68年間も生きてきて、おそらくこのようにじっと静かに過ごしていたのは初めてではないかとあらためて思う。ヒトはおそらく一生の間にはきっと思いもしない予期しえない出来事を、どの世代も 経験してきたのではないかと思い知る。
さてこの数十年、必ずといっていいほど帰郷していた五十鈴川を詣でることなく私はGWを過ごした。月日が流れ、コロナが落ち着き緊急事態生活が解かれ、また再び平穏な生活が(心から私はそれを望む)送れるようになったら、これはこれでよいとまではいわないが、物事の原点を思考するには良き時間であったと、想えるかもしれない。
だが、世の中にはこのような初老凡夫のたわごとも許されないような、苛酷な状況を生きておられる方が、無数におられるに違いない。だから、五十鈴川だよりではこれ以上の能天気な一文を綴ることは控えたい。
普段読まないような本を随分読むことができた |
さて、私は何をしていたかというと、アルバイトの先で借りている菜園場の土を耕し、ピーマンやナスやトマトを植えたりしながら、その菜園場で土に触れながら、そこにある作業小屋で主に本を読んで過ごしていたのである。
そのバイト先には、道具や機械がしまわれている小屋がありその小屋には電気も来ていたので整理整頓しスペースを作り、椅子とテーブルを置き、ちょっとした隠れ家のように過ごせるスペースをつくったのである。
そこではお湯を沸かしお茶を飲むことができるし、雨を避けて本を読んだりもできるのでだ。このところちょっと一人になりたいときに隠れ家的に使っているのである。午前中か午後どちらか、あるいは一日中そこで過ごしたりしていたのである。
もちろん自宅にも、十分にスペースがあるのだが、この休日の作業小屋には周りにまるで人気がなく、近所に気兼ねなく大声が出せるし、何よりも秘密めいたひとり時間が過ごせるので、すっかりお気に入りなのである。

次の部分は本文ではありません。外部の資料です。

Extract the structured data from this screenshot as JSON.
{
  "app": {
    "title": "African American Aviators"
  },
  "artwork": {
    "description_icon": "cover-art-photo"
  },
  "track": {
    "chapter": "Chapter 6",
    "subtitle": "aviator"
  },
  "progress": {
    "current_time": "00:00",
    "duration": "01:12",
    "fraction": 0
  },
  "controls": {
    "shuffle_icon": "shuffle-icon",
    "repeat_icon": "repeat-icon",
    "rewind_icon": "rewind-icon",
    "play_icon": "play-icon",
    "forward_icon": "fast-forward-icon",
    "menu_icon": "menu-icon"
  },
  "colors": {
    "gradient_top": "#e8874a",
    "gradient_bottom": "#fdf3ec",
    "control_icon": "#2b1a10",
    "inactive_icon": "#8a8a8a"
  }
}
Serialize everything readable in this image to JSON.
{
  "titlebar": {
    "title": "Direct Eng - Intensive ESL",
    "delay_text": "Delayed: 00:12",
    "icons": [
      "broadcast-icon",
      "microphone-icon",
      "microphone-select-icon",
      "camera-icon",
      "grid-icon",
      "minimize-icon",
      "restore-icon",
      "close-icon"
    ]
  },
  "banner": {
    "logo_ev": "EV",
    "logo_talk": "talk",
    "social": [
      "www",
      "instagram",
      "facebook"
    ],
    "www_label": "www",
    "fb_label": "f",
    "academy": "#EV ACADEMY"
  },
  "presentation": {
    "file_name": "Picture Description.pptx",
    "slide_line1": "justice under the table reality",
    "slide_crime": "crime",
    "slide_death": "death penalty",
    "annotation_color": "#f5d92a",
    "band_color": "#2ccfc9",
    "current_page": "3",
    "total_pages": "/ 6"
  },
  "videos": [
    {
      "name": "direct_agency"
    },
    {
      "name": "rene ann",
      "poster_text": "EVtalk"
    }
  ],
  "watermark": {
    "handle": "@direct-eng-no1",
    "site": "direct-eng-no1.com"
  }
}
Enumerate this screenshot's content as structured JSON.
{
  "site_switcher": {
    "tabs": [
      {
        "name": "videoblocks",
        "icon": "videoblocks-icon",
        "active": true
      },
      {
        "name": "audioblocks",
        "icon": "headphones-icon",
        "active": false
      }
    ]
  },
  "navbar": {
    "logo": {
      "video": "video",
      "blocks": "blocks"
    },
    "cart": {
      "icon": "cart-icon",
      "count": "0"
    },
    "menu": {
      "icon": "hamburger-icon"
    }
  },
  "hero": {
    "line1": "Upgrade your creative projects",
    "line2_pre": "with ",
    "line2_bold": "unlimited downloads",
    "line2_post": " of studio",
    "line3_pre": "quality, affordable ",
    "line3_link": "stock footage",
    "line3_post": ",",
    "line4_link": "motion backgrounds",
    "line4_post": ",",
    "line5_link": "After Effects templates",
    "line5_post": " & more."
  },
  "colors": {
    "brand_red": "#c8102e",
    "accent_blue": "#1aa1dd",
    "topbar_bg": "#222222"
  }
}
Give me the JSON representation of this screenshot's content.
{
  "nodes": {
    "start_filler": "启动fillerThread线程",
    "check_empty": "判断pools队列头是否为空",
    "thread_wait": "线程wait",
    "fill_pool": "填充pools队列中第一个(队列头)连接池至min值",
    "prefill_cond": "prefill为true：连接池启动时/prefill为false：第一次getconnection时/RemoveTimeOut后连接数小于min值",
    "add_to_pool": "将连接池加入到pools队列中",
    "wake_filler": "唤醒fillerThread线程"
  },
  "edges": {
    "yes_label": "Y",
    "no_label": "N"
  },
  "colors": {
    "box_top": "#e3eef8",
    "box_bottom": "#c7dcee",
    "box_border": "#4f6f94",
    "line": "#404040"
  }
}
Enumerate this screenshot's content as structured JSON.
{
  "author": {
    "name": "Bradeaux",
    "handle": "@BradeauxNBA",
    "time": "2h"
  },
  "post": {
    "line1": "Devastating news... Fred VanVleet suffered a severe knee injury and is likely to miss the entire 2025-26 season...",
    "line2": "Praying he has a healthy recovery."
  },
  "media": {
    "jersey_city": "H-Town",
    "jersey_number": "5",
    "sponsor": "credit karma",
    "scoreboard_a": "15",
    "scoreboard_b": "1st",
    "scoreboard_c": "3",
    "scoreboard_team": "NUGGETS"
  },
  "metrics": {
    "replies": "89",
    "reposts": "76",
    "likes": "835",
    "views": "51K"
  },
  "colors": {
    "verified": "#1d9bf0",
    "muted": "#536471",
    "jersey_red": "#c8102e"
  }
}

話は変わる。人生の最後をどこで迎えたいか 、考える。現時点では五十鈴川の近くであるが、そうは問屋が卸さない、ままならないことは承知だが、姉は帰って来いというし(ありがたい)考えたい。
妻が育てたジャスミンの香りが我が家に満ちる |
方丈の庵、程度のスペースがあれば、老い先ゆく身には足りると思う。可能なら囲炉裏があり、物思いにふけり戯言が書け、山野の移り変わりがのぞめればいうことなし。食は細くなるので、一汁三菜(時折肉)で足りるのではないかと、愚考する。
動けるうちは、弓をひき、姉や兄、宇納間の日高ご夫妻を訪、ねぼんやりと語らい、墨でも擦って文字でも書きたいと、夢うつつのこの世を向こう側から眺めるように生き、生を閉じられたらと。
だが先ほども書いたが、思いのままにはゆかないのが世の常。だが、だがである。念じ動いていると、このバイト先の小屋であれ、天は恵んでくれる。考えようによっては現在の方丈の庵といえなくもない。要は今はまだ二本足で大地を踏みしめ耕し、心から強く念じることである。
じっと落ち着いてたたずむ居場所、空間があるというのは、男にとって格別なのである。とりあえず今の世の中で、この年齢でくつろげる居場所があり、まだまだ動ける身体があり、食べ物があるということの有難さを再確認、今日もこれから倉庫、ウエアハウスで 午前中を過ごすことにする。